Adapters are nucleotide sequences added to both ends of DNA fragments during library preparation to enable compatibility with the sequencer. The figure below shows a complete dual-indexed library, with the adapters denoted in the blue boxes.
Figure 1. Library Structure (source: Illumina).
Adapters can be divided into several categories:
① By index position: single-indexed vs. dual-indexed adapters
Single-indexed adapters: Contain index sequences at the P7 end;
Figure 2. Schematic of a Single-indexed Adapter
Dual-indexed adapters: Contain index sequences at the P5 and P7 ends;
Figure 3. Schematic of a Dual-indexed Adapter
Typical index sequences are 6 nt or 8 nt long. For 8-nt indexes, there are, in theory, 48 single-index and 416 double-index combinations. Given the need to maintain the base and color balance of index combinations during sequencing, the number of available index choices is, in fact, fairly limited. Nevertheless, there are far more dual-indexed than single-indexed adapters. You can choose between them based on your sample size.
② By compatibility with PCR-free library preparation: full vs. partial adapters
Figure 4. Amplification Methods for Full vs. Partial Adapters
Full adapters can be added to the ends of DNA fragments by TA ligation. With sufficient library yields, these libraries can be used directly for sequencing without PCR amplification (PCR-free).
Following TA ligation of partial adapters to the ends of DNA fragments, these partial adapters must be extended into full-length adapters by PCR using indexing primers complementary to the short adapter sequences before the libraries are ready for sequencing. When partial adapters are used, library amplification must be performed using primers containing index sequences (provided in the adapter kit), instead of universal primers that do not contain index sequences.
③ UDI ＆ UMI
To mitigate index hopping, which is more prominent with patterned flow cells (HiSeq and NovaSeq), Illumina recommends preparing dual-indexed libraries with unique indexes. By tagging both P5 and P7 ends with unique identifiers, or unique dual indexes (UDIs), this strategy assigns completely unique, unrepeated P5 and P7 indexes to each pair, allowing for cross-checking of both indexes and effectively reducing incorrect index assignment.

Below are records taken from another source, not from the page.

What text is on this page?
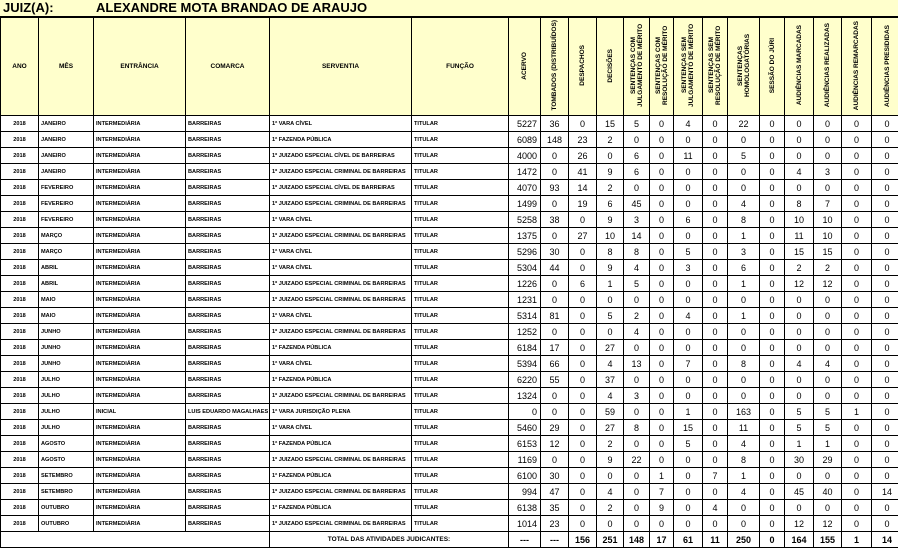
JUIZ(A):	ALEXANDRE MOTA BRANDAO DE ARAUJO
ANO	MÊS	ENTRÂNCIA	COMARCA	SERVENTIA	FUNÇÃO	ACERVO	TOMBADOS (DISTRIBUÍDOS)	DESPACHOS	DECISÕES	SENTENÇAS COM JULGAMENTO DE MÉRITO	SENTENÇAS COM RESOLUÇÃO DE MÉRITO	SENTENÇAS SEM JULGAMENTO DE MÉRITO	SENTENÇAS SEM RESOLUÇÃO DE MÉRITO	SENTENÇAS HOMOLOGATÓRIAS	SESSÃO DO JÚRI	AUDIÊNCIAS MARCADAS	AUDIÊNCIAS REALIZADAS	AUDIÊNCIAS REMARCADAS	AUDIÊNCIAS PRESIDIDAS
2018	JANEIRO	INTERMEDIÁRIA	BARREIRAS	1ª VARA CÍVEL	TITULAR	5227	36	0	15	5	0	4	0	22	0	0	0	0	0
2018	JANEIRO	INTERMEDIÁRIA	BARREIRAS	1ª FAZENDA PÚBLICA	TITULAR	6089	148	23	2	0	0	0	0	0	0	0	0	0	0
2018	JANEIRO	INTERMEDIÁRIA	BARREIRAS	1º JUIZADO ESPECIAL CÍVEL DE BARREIRAS	TITULAR	4000	0	26	0	6	0	11	0	5	0	0	0	0	0
2018	JANEIRO	INTERMEDIÁRIA	BARREIRAS	1º JUIZADO ESPECIAL CRIMINAL DE BARREIRAS	TITULAR	1472	0	41	9	6	0	0	0	0	0	4	3	0	0
2018	FEVEREIRO	INTERMEDIÁRIA	BARREIRAS	1º JUIZADO ESPECIAL CÍVEL DE BARREIRAS	TITULAR	4070	93	14	2	0	0	0	0	0	0	0	0	0	0
2018	FEVEREIRO	INTERMEDIÁRIA	BARREIRAS	1º JUIZADO ESPECIAL CRIMINAL DE BARREIRAS	TITULAR	1499	0	19	6	45	0	0	0	4	0	8	7	0	0
2018	FEVEREIRO	INTERMEDIÁRIA	BARREIRAS	1ª VARA CÍVEL	TITULAR	5258	38	0	9	3	0	6	0	8	0	10	10	0	0
2018	MARÇO	INTERMEDIÁRIA	BARREIRAS	1º JUIZADO ESPECIAL CRIMINAL DE BARREIRAS	TITULAR	1375	0	27	10	14	0	0	0	1	0	11	10	0	0
2018	MARÇO	INTERMEDIÁRIA	BARREIRAS	1ª VARA CÍVEL	TITULAR	5296	30	0	8	8	0	5	0	3	0	15	15	0	0
2018	ABRIL	INTERMEDIÁRIA	BARREIRAS	1ª VARA CÍVEL	TITULAR	5304	44	0	9	4	0	3	0	6	0	2	2	0	0
2018	ABRIL	INTERMEDIÁRIA	BARREIRAS	1º JUIZADO ESPECIAL CRIMINAL DE BARREIRAS	TITULAR	1226	0	6	1	5	0	0	0	1	0	12	12	0	0
2018	MAIO	INTERMEDIÁRIA	BARREIRAS	1º JUIZADO ESPECIAL CRIMINAL DE BARREIRAS	TITULAR	1231	0	0	0	0	0	0	0	0	0	0	0	0	0
2018	MAIO	INTERMEDIÁRIA	BARREIRAS	1ª VARA CÍVEL	TITULAR	5314	81	0	5	2	0	4	0	1	0	0	0	0	0
2018	JUNHO	INTERMEDIÁRIA	BARREIRAS	1º JUIZADO ESPECIAL CRIMINAL DE BARREIRAS	TITULAR	1252	0	0	0	4	0	0	0	0	0	0	0	0	0
2018	JUNHO	INTERMEDIÁRIA	BARREIRAS	1ª FAZENDA PÚBLICA	TITULAR	6184	17	0	27	0	0	0	0	0	0	0	0	0	0
2018	JUNHO	INTERMEDIÁRIA	BARREIRAS	1ª VARA CÍVEL	TITULAR	5394	66	0	4	13	0	7	0	8	0	4	4	0	0
2018	JULHO	INTERMEDIÁRIA	BARREIRAS	1ª FAZENDA PÚBLICA	TITULAR	6220	55	0	37	0	0	0	0	0	0	0	0	0	0
2018	JULHO	INTERMEDIÁRIA	BARREIRAS	1º JUIZADO ESPECIAL CRIMINAL DE BARREIRAS	TITULAR	1324	0	0	4	3	0	0	0	0	0	0	0	0	0
2018	JULHO	INICIAL	LUIS EDUARDO MAGALHAES	1ª VARA JURISDIÇÃO PLENA	TITULAR	0	0	0	59	0	0	1	0	163	0	5	5	1	0
2018	JULHO	INTERMEDIÁRIA	BARREIRAS	1ª VARA CÍVEL	TITULAR	5460	29	0	27	8	0	15	0	11	0	5	5	0	0
2018	AGOSTO	INTERMEDIÁRIA	BARREIRAS	1ª FAZENDA PÚBLICA	TITULAR	6153	12	0	2	0	0	5	0	4	0	1	1	0	0
2018	AGOSTO	INTERMEDIÁRIA	BARREIRAS	1º JUIZADO ESPECIAL CRIMINAL DE BARREIRAS	TITULAR	1169	0	0	9	22	0	0	0	8	0	30	29	0	0
2018	SETEMBRO	INTERMEDIÁRIA	BARREIRAS	1ª FAZENDA PÚBLICA	TITULAR	6100	30	0	0	0	1	0	7	1	0	0	0	0	0
2018	SETEMBRO	INTERMEDIÁRIA	BARREIRAS	1º JUIZADO ESPECIAL CRIMINAL DE BARREIRAS	TITULAR	994	47	0	4	0	7	0	0	4	0	45	40	0	14
2018	OUTUBRO	INTERMEDIÁRIA	BARREIRAS	1ª FAZENDA PÚBLICA	TITULAR	6138	35	0	2	0	9	0	4	0	0	0	0	0	0
2018	OUTUBRO	INTERMEDIÁRIA	BARREIRAS	1º JUIZADO ESPECIAL CRIMINAL DE BARREIRAS	TITULAR	1014	23	0	0	0	0	0	0	0	0	12	12	0	0
				TOTAL DAS ATIVIDADES JUDICANTES:		---	---	156	251	148	17	61	11	250	0	164	155	1	14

Figure 5. UDI Resolves Index Hopping and Misassignment(Source: Burning Rock)
Unique Molecular Identifiers (UMIs) are used to identify low-frequency variants in cfDNA while avoiding false positives. By tagging the original DNA fragments, the consistency of sequencing results can be verified across copies of the same original DNA sequence, eliminating false positives and improving low-frequency variant calling.

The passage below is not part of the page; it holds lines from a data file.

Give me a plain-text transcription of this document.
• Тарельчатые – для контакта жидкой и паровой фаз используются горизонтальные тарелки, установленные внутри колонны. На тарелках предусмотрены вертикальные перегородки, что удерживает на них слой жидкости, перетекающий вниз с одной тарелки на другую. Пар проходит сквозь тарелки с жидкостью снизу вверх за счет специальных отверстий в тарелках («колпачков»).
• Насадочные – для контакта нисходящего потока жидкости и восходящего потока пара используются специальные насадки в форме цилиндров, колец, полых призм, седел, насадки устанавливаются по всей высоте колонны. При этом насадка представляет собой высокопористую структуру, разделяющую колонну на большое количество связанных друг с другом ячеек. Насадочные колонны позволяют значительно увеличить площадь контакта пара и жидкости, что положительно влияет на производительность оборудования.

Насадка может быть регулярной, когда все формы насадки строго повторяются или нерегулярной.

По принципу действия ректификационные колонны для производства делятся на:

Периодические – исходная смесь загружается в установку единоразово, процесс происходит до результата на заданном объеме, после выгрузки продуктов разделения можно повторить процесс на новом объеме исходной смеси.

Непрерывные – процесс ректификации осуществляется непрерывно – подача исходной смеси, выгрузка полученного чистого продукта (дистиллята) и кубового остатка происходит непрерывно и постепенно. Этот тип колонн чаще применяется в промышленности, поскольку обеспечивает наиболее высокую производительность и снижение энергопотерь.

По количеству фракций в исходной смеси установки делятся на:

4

Figure 6. UMI Facilitates Detection of Low-Frequency Variants
As shown in Figure 6-(1), some base mutations are introduced during library preparation or sequencing (denoted in red), which crop up as false positives. UMI correction removes these two false positive calls. In Figure 6-(2), true low-frequency mutations (rightmost T) and false positives (bases in red) coexist. UMI correction retains the true mutation (rightmost T) while removing false positives (bases in red), thereby improving the accuracy of low-frequency mutation detection. In Figure 6-(3), which does not include UMIs, true mutations (rightmost T) and false positives (bases in red) cannot be distinguished. Many potential sequences are identified, but they do not reflect the true characteristics of the sample.